One such skeptical observer in 1920, Millaias Culpin, even wrote in his Spiritualism and the New Psychology of the “’scientific’ supporters of spiritualism,” most of them “eminent in physical science.” They are easily convinced, Culpin thought, because “they have been trained in a world where honesty is assumed to be a quality of all workers. A laboratory assistant who played a trick upon one of them would find his career at an end, and ordinary cunning is foreign to them. When they enter upon the world of Dissociates, where deceit masquerades under the disguise of transparent honesty, these eminent men are but as babes—country cousins in the hands of confidence-trick men.”
Such adherents of Spiritualist beliefs were taken in not because they were naturally credulous or stupid, but because they had been “trained” to trust the evidence of their senses.

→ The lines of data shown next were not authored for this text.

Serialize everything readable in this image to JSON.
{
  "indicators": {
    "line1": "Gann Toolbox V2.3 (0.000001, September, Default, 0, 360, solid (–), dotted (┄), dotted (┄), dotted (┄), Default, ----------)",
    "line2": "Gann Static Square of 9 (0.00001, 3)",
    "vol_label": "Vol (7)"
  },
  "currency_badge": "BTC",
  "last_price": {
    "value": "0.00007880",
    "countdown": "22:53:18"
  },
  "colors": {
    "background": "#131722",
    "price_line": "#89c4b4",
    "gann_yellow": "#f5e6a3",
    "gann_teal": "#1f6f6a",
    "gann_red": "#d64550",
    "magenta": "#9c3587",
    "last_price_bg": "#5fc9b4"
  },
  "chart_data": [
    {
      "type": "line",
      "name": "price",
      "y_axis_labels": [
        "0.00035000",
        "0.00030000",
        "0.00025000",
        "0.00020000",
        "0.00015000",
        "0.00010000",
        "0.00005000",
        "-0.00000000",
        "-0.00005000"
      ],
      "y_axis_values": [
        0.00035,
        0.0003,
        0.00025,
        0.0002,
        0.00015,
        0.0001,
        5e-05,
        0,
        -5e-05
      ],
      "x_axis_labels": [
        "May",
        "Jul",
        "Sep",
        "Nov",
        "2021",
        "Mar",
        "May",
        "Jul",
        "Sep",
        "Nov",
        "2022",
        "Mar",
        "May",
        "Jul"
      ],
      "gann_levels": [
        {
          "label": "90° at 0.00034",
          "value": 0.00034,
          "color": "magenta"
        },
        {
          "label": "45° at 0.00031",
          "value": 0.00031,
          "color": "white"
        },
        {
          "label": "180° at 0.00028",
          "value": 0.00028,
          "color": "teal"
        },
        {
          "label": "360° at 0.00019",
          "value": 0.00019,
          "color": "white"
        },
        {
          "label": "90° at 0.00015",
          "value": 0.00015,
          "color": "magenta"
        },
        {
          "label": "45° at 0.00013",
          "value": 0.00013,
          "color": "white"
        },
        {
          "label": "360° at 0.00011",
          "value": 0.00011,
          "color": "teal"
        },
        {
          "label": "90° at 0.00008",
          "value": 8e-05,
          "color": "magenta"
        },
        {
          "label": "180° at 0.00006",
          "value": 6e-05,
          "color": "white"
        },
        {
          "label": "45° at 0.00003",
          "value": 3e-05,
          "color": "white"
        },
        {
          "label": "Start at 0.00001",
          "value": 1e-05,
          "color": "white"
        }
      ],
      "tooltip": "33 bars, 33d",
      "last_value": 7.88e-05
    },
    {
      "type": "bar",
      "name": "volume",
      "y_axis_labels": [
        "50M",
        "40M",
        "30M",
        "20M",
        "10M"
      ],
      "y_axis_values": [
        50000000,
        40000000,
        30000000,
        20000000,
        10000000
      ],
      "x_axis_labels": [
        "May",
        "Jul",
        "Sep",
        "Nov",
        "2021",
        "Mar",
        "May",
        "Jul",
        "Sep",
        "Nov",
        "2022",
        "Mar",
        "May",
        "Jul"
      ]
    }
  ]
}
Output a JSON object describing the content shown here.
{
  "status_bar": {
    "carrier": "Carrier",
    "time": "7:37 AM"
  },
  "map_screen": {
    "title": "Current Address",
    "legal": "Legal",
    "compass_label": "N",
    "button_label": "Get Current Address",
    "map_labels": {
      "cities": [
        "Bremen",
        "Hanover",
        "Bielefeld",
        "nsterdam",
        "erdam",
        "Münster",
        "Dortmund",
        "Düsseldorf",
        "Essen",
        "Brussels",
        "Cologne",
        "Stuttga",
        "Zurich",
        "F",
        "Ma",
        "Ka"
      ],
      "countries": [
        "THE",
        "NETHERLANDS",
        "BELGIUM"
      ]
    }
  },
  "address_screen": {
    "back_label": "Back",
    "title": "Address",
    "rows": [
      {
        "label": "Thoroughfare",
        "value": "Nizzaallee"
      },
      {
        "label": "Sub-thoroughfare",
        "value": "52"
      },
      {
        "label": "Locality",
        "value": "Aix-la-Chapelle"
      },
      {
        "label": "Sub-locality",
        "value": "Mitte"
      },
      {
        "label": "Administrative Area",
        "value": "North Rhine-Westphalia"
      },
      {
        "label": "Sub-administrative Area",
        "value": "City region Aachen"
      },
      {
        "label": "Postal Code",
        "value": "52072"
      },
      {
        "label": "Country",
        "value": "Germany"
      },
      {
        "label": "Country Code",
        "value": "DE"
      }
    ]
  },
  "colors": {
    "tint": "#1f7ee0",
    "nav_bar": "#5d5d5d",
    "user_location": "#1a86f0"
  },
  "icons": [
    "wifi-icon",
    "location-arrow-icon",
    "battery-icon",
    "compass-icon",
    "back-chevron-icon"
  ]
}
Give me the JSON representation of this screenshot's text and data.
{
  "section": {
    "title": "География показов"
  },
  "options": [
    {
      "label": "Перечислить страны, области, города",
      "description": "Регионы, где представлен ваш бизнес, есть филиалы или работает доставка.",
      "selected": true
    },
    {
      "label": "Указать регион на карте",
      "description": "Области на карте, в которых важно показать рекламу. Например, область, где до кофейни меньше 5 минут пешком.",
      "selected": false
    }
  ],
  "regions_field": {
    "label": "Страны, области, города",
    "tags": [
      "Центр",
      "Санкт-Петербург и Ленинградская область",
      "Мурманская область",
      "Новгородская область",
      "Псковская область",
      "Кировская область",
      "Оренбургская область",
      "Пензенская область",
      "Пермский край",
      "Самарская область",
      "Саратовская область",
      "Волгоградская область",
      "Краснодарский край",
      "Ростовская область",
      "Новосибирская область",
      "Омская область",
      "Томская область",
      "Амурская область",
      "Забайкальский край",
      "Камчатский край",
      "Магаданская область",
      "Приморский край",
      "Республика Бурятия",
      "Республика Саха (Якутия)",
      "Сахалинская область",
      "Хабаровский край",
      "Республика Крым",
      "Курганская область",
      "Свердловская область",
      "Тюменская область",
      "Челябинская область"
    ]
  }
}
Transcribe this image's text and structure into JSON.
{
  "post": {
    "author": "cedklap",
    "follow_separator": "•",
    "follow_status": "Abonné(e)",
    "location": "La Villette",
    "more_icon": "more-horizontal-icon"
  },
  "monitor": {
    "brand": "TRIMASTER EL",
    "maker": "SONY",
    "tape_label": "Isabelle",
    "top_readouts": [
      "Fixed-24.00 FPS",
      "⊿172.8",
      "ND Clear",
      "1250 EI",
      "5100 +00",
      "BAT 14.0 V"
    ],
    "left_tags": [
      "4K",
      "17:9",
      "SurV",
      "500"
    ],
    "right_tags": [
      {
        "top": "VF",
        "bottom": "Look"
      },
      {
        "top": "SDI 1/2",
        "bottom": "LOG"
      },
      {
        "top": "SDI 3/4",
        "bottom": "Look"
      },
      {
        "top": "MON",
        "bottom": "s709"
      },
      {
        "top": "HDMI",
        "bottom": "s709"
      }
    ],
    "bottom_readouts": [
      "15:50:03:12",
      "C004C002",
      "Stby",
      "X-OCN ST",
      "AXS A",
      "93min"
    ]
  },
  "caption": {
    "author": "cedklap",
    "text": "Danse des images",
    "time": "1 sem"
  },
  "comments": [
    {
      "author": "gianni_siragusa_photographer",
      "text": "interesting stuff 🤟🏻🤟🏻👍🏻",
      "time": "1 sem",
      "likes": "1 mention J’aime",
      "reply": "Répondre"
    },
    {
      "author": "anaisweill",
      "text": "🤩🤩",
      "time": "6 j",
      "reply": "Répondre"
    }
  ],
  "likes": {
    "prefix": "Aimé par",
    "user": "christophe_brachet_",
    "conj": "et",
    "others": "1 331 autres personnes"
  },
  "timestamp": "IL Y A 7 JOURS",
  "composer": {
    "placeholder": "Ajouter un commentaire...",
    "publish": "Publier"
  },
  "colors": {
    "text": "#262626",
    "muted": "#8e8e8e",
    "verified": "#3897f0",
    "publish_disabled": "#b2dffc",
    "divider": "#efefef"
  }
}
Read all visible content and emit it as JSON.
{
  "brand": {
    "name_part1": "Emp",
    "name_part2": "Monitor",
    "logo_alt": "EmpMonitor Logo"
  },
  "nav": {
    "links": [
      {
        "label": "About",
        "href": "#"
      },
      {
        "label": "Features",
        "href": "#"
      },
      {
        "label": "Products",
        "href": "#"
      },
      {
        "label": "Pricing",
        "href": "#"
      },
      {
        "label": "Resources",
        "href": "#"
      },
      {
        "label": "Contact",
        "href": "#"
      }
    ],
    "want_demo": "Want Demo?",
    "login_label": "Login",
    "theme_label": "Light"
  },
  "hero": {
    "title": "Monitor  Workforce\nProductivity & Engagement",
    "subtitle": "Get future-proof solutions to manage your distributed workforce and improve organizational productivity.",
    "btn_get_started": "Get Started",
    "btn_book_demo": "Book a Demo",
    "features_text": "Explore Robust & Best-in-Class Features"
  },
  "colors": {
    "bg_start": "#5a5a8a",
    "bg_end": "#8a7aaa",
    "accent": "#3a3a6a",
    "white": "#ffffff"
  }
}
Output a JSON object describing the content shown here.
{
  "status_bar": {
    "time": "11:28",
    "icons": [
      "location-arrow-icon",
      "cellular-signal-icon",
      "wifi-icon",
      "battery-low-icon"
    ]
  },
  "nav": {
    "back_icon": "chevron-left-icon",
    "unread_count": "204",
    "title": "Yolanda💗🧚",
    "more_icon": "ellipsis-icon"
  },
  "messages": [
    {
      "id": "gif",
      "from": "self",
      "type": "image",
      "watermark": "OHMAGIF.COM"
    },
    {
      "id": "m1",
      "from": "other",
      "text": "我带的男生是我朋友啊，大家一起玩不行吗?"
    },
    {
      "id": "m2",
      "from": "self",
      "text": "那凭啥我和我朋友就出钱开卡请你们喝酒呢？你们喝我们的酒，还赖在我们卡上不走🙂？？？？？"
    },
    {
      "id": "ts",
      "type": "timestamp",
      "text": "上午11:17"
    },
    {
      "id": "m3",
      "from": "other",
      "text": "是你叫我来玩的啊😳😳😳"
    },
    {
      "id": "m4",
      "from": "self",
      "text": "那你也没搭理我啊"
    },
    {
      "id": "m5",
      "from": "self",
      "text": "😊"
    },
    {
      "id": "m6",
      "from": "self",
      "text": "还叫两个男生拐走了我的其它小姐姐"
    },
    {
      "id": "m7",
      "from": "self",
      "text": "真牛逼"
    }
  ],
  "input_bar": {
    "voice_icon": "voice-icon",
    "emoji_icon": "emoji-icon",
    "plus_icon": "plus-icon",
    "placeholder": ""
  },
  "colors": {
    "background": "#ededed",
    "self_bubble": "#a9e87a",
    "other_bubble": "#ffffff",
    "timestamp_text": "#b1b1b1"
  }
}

So-called spirit photographs, like those you see here, allowed people to “show material evidence for their beliefs.” Photographers who created the images, Mashable explains, could “easily make two exposures on a single negative, manipulate the negative to create ghostly blurs, or overlap two negatives in the darkroom to produce an extra face within the resultant frame.”
The audience for this work was “vast,” and many fit Culpin’s generalizations. In 1921, for example, paranormal investigator Hereward Carrington wrote of “a number of ‘spirit’ and ‘thought’ photographs, the evidence for which seemed to me to be exceptionally good.” In describing other pictures as “obviously fraudulent” or “extremely puzzling,” Carrington made critical distinctions and appeared to use the methods and the language of science in the evaluation of objects purporting to prove the existence of ghosts.
It may seem incredible that spirit photography had widespread appeal for as long as it did. The photographs first began appearing in the 1860s, emerging “from a small Boston portrait studio” and first made by William H. Mumler, the genre’s inventor and “most prominent early proponent,” writes Mashable.
Mumler was neither a photographer nor a medium. He originally worked as a silver engraver, while dabbling in photography in the local studio of a woman named Mrs. Stuart. One day in 1861, in the midst of developing a self-portrait, Mumler reported that the dim figure of a young cousin who had died twelve years earlier emerged in the final print.
These ghostly images continued to appear—on their own, the story goes—and the studio’s receptionist, a part-time medium, helped popularize them. Soon Mumler “received visitors from across America, including the recently widowed Mary Todd Lincoln.” Most of these visitors did not work as scientists or professional paranormal investigators. They were ordinary people bereaved by the mass death of the Civil War and deeply motivated to accept physical confirmation of an afterlife. Moreover, before the rise of Fundamentalist Evangelicalism in the 1920s, Spiritualism was on the front lines of an earlier culture war: spirit photography was “a tangible symbol of the overarching argument of mysticism versus science and rationalism.”
The three images at the top of the post date from the earliest period of spirit photography, between 1862 and 1875, and they were all produced by Mumler in Boston and New York, where he moved in 1869, and where he was charged with fraud, then “acquitted of all charges because they could not be sufficiently proven.” (See many more of his photos at Mashable and the Getty Museum online archive.) Though his business suffered, spirit photography only grew more popular, particularly in Spiritualist circles in Britain, where Arthur Conan Doyle, creator of the hyper-rational Sherlock Holmes, was one of the most ardent of Spiritualist believers.
Doyle supported a British photographer named William Hope, who began taking spirit photographs in 1905, founded a group called the Crewe Circle and later “went on to prey on grieving families,” writes River Donaghey at Vice, “who lost loved ones in WWI and desperately wanted photographic proof that their relatives were still hovering around in spectral form.” Even after Hope and his crew were exposed, Doyle continued to support him, going so far as to write a book called The Case for Spirit Photography. The four photographs above and below are Hope’s work (see many more at Vice and the Public Domain Review). They are seriously creepy—in the way movies like The Ring are creepy—but they are also, quite obviously, photographic fictions.
Even as viewers of photography became savvier as the century wore on, many people thrilled to Hope’s work until his death in 1933, maybe for the same reason we watch The Ring; it’s a fun scare, nothing more, if we suspend our disbelief. As for the true believers in spirit photography—they are not so different either from us 21st century sophisticates. We’re still taken in all the time by hoaxes and frauds, maybe because it’s still as easy to push the buttons in our brains, and because, well, we just want to believe.